The most charitable reading of this timeline is that her campaign — presumably with the blessing and perhaps insistence of the candidate — fully intended to keep her illness a secret from the public. Let's be clear about what this means: Her campaign intended to lie. Even though doing so would require her to keep up a public schedule that might well make her condition worse and require ever-more elaborate forms of concealment. Because, of course, to curtail her schedule would raise questions that might reveal the truth.

So even after she collapsed, the campaign decided the ruse would continue. It arranged for the candidate to make her curbside declaration of wellness, even bringing on the girl to give her a "spontaneous" hug. (Clinton's protection detail would never have permitted a genuinely spontaneous embrace on the street, even by a child.)

It's easy to understand why the Clinton campaign would want to keep this kind of news a secret. The candidate doesn't trust the media. The right has been hitting her over supposed health issues for months (and even years), and the assault has picked up in intensity over the past week or so — since Clinton found herself in the midst of an extended coughing fit at a campaign event in Cleveland. Then there's the gender dynamic. Donald Trump presents himself as a hyper-masculine tough guy, while Clinton is the first female presidential nominee. The Clinton camp is probably twice as terrified of their candidate looking frail as a less path-breaking campaign would be.

So the campaign chose to lie. The potential reward was considerable: namely, an absence of politically damaging news stories about Clinton's medical condition. But the risk was enormous — and it's blown up in their faces. Because now the story isn't just that Clinton is ill. It's that, once again, she's untrustworthy — and this time about her own health.

That's why the announcement that she has pneumonia will only fuel more speculation about Clinton's physical condition, with potentially no end in sight. The world saw her collapse, and 90 minutes later, the candidate looked America in the eye and proclaimed that she was feeling great. Except now we know that she wasn't.

Not long after this charade, someone on the campaign staff made the call to come clean. But it may well have been too late.

The best the campaign can hope for now is that Clinton recovers quickly and soon looks healthy in her public appearances. Then maybe the topic will recede into the background of the campaign. The candidate got sick, but then she got better. End of story.

But if she doesn't recover quickly? If she appears weak and frail for more than a few days? Then, yes, she'll face perfectly reasonable questions about whether she's physically up to serving as president. But worse, she'll confront lingering doubts about what, precisely, is ailing her. "It's pneumonia," the campaign will proclaim over and over again. To which a skeptical America will justifiably reply, "Yes, we can tell that you'd like us to think so. But we have no reason to trust that's true."

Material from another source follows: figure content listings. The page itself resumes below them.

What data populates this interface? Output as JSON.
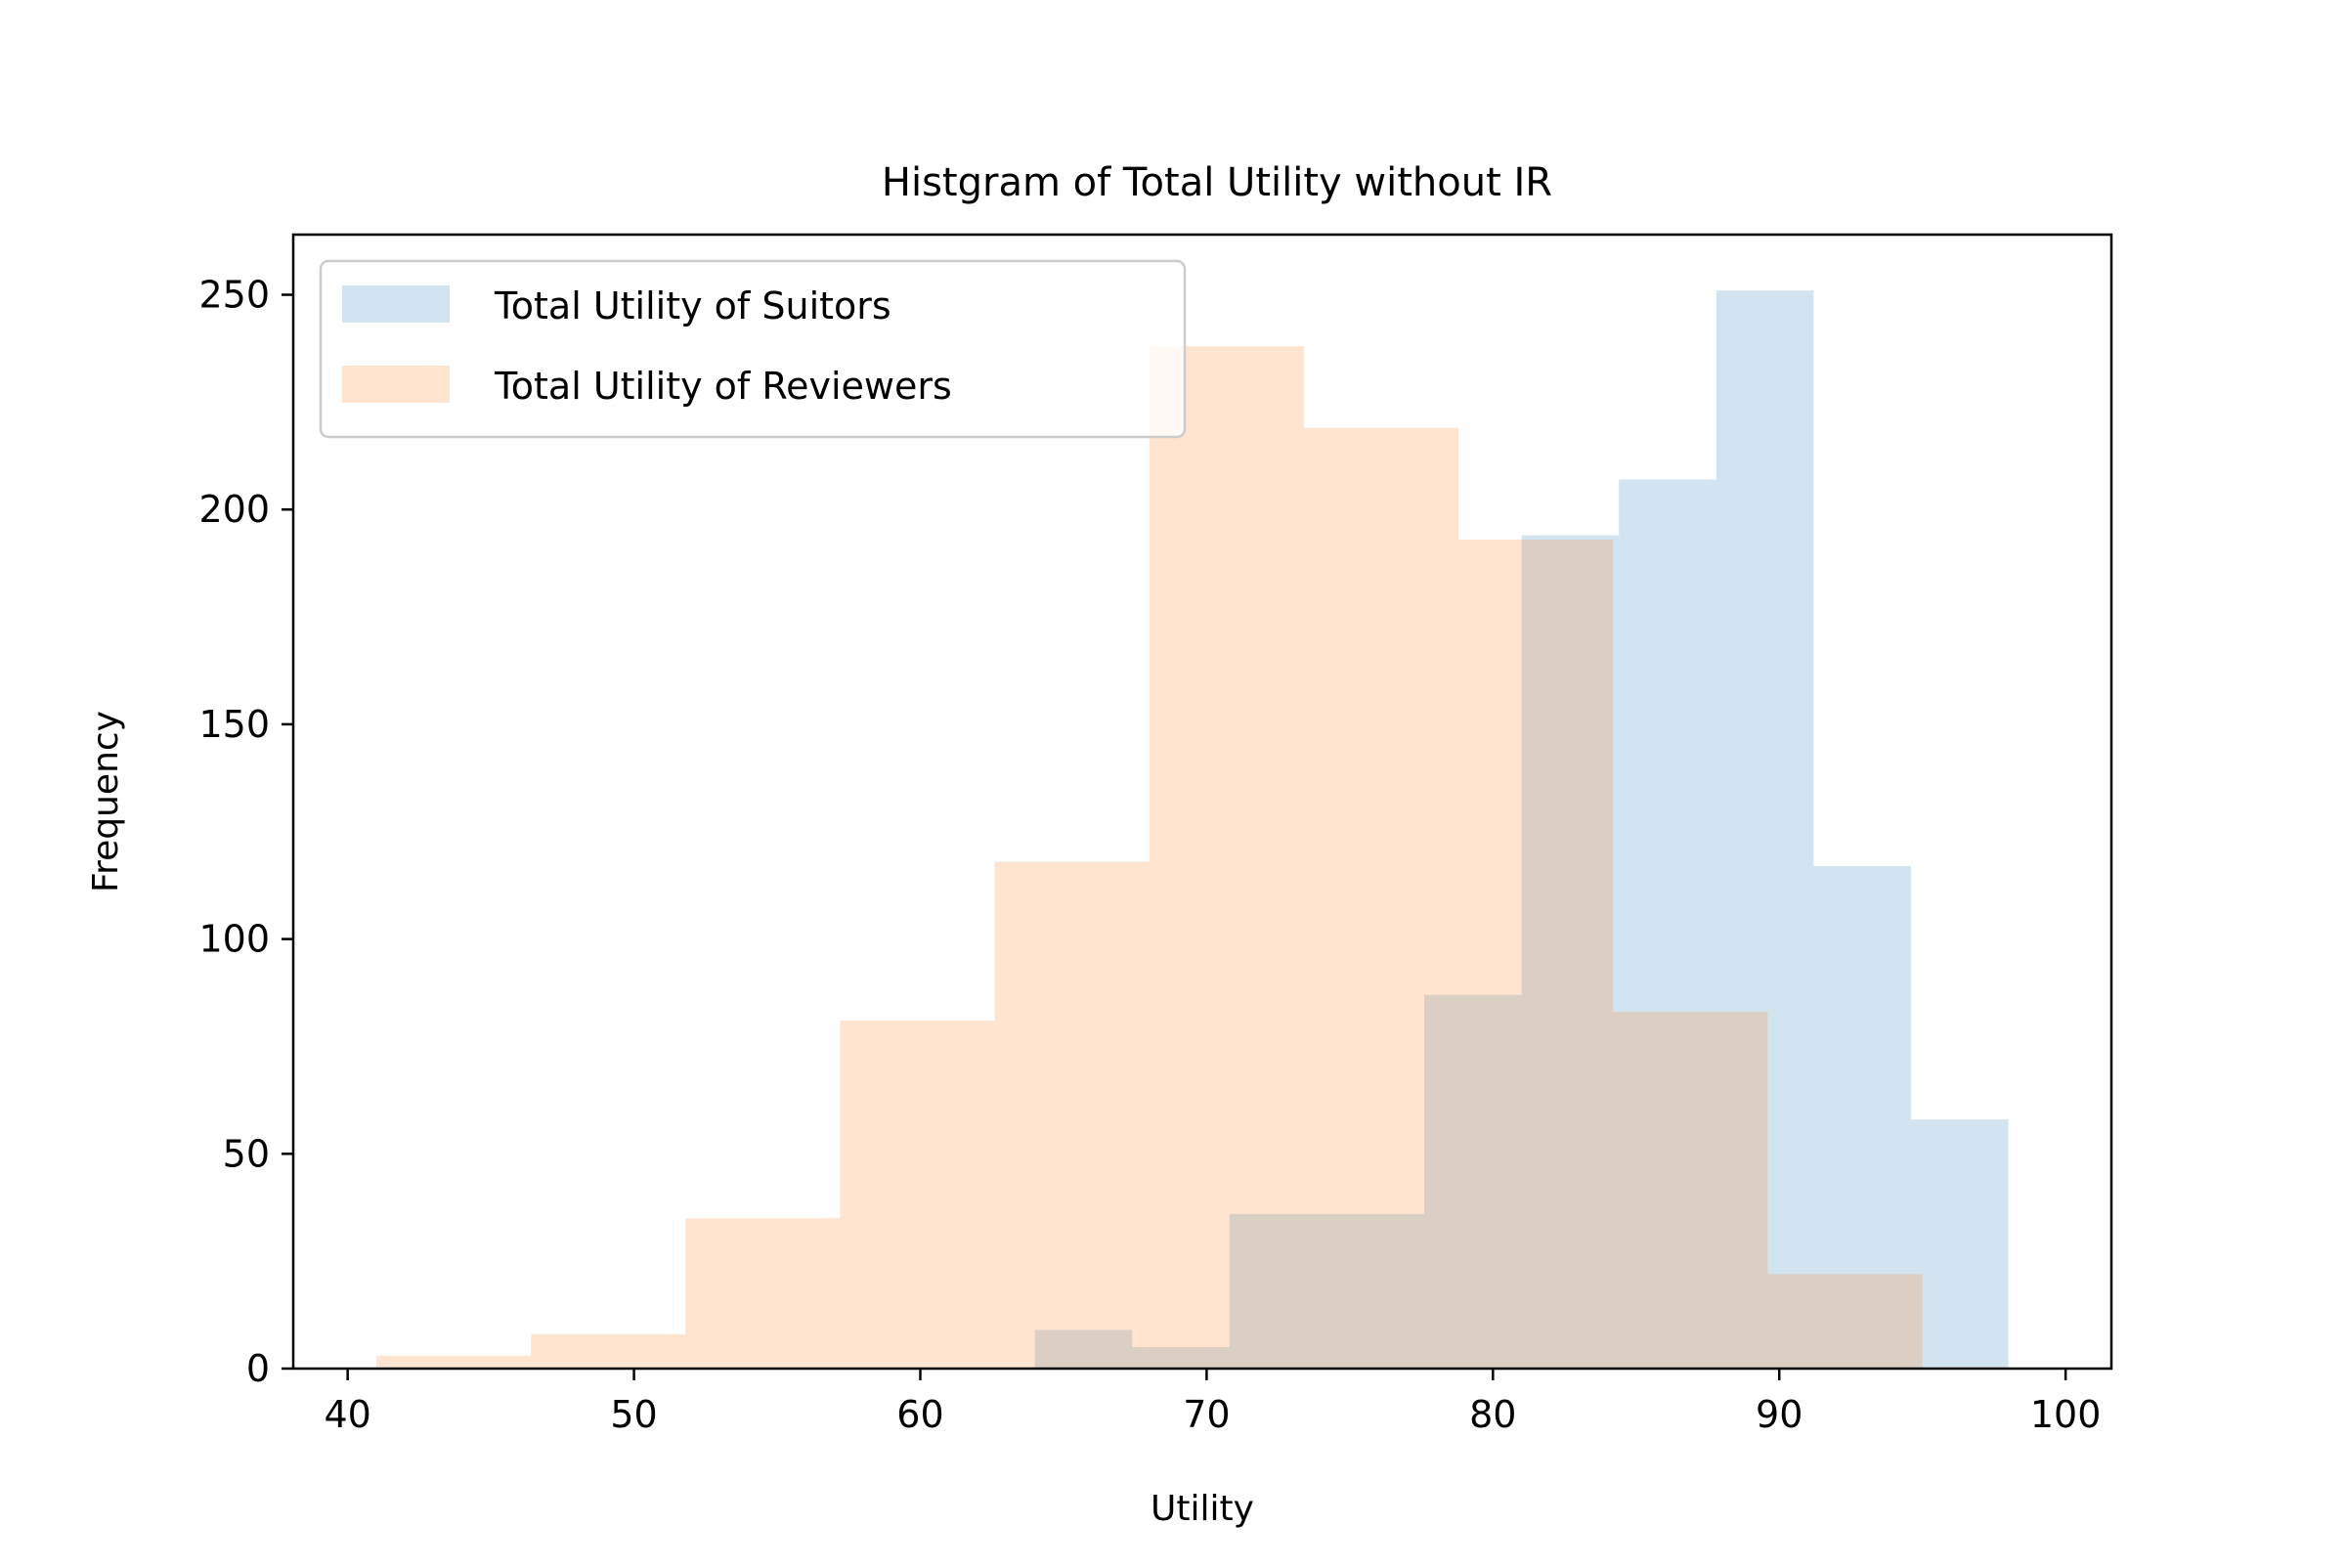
{
  "chart_data": {
    "type": "bar",
    "title": "Histgram of Total Utility without IR",
    "xlabel": "Utility",
    "ylabel": "Frequency",
    "xlim": [
      38.1,
      101.6
    ],
    "ylim": [
      0,
      264
    ],
    "xticks": [
      40,
      50,
      60,
      70,
      80,
      90,
      100
    ],
    "yticks": [
      0,
      50,
      100,
      150,
      200,
      250
    ],
    "grid": false,
    "legend_position": "top-left",
    "series": [
      {
        "name": "Total Utility of Suitors",
        "color": "#1f77b4",
        "alpha": 0.2,
        "bin_edges": [
          64.0,
          67.4,
          70.8,
          74.2,
          77.6,
          81.0,
          84.4,
          87.8,
          91.2,
          94.6,
          98.0
        ],
        "counts": [
          9,
          5,
          36,
          36,
          87,
          194,
          207,
          251,
          117,
          58
        ]
      },
      {
        "name": "Total Utility of Reviewers",
        "color": "#ff7f0e",
        "alpha": 0.2,
        "bin_edges": [
          41.0,
          46.4,
          51.8,
          57.2,
          62.6,
          68.0,
          73.4,
          78.8,
          84.2,
          89.6,
          95.0
        ],
        "counts": [
          3,
          8,
          35,
          81,
          118,
          238,
          219,
          193,
          83,
          22
        ]
      }
    ]
  }
}
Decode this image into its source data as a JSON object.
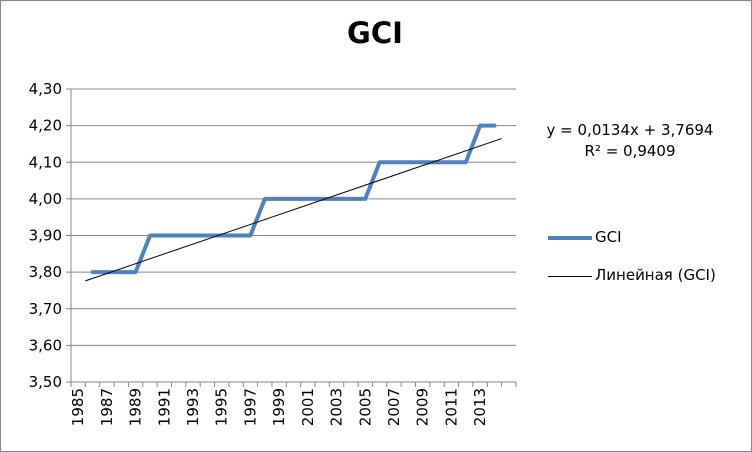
{
  "chart_data": {
    "type": "line",
    "title": "GCI",
    "categories": [
      "1985",
      "1986",
      "1987",
      "1988",
      "1989",
      "1990",
      "1991",
      "1992",
      "1993",
      "1994",
      "1995",
      "1996",
      "1997",
      "1998",
      "1999",
      "2000",
      "2001",
      "2002",
      "2003",
      "2004",
      "2005",
      "2006",
      "2007",
      "2008",
      "2009",
      "2010",
      "2011",
      "2012",
      "2013",
      "2014",
      "2015"
    ],
    "x_tick_labels": [
      "1985",
      "1987",
      "1989",
      "1991",
      "1993",
      "1995",
      "1997",
      "1999",
      "2001",
      "2003",
      "2005",
      "2007",
      "2009",
      "2011",
      "2013"
    ],
    "series": [
      {
        "name": "GCI",
        "color": "#4f81bd",
        "x": [
          "1986",
          "1987",
          "1988",
          "1989",
          "1990",
          "1991",
          "1992",
          "1993",
          "1994",
          "1995",
          "1996",
          "1997",
          "1998",
          "1999",
          "2000",
          "2001",
          "2002",
          "2003",
          "2004",
          "2005",
          "2006",
          "2007",
          "2008",
          "2009",
          "2010",
          "2011",
          "2012",
          "2013",
          "2014"
        ],
        "values": [
          3.8,
          3.8,
          3.8,
          3.8,
          3.9,
          3.9,
          3.9,
          3.9,
          3.9,
          3.9,
          3.9,
          3.9,
          4.0,
          4.0,
          4.0,
          4.0,
          4.0,
          4.0,
          4.0,
          4.0,
          4.1,
          4.1,
          4.1,
          4.1,
          4.1,
          4.1,
          4.1,
          4.2,
          4.2
        ]
      }
    ],
    "trendline": {
      "name": "Линейная (GCI)",
      "type": "linear",
      "slope": 0.0134,
      "intercept": 3.7694,
      "color": "#000000",
      "equation": "y = 0,0134x + 3,7694",
      "r_squared": "R² = 0,9409"
    },
    "ylim": [
      3.5,
      4.3
    ],
    "y_ticks": [
      "3,50",
      "3,60",
      "3,70",
      "3,80",
      "3,90",
      "4,00",
      "4,10",
      "4,20",
      "4,30"
    ],
    "grid": "horizontal",
    "legend": "right",
    "xlabel": "",
    "ylabel": ""
  }
}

Political trust is a fragile thing. Once it's gone, it's exceedingly difficult to get back — and without it, there's no basis on which to dismiss conspiracy theories that even normally level-headed observers will begin, for perfectly understandable reasons, to entertain.

Like so many of the scandals and pseudo-scandals that have dogged Hillary Clinton and her husband through the years, this one needs to be recognized as entirely self-inflicted. The campaign now has to live with the consequences of having chosen to lie to get out of a problem.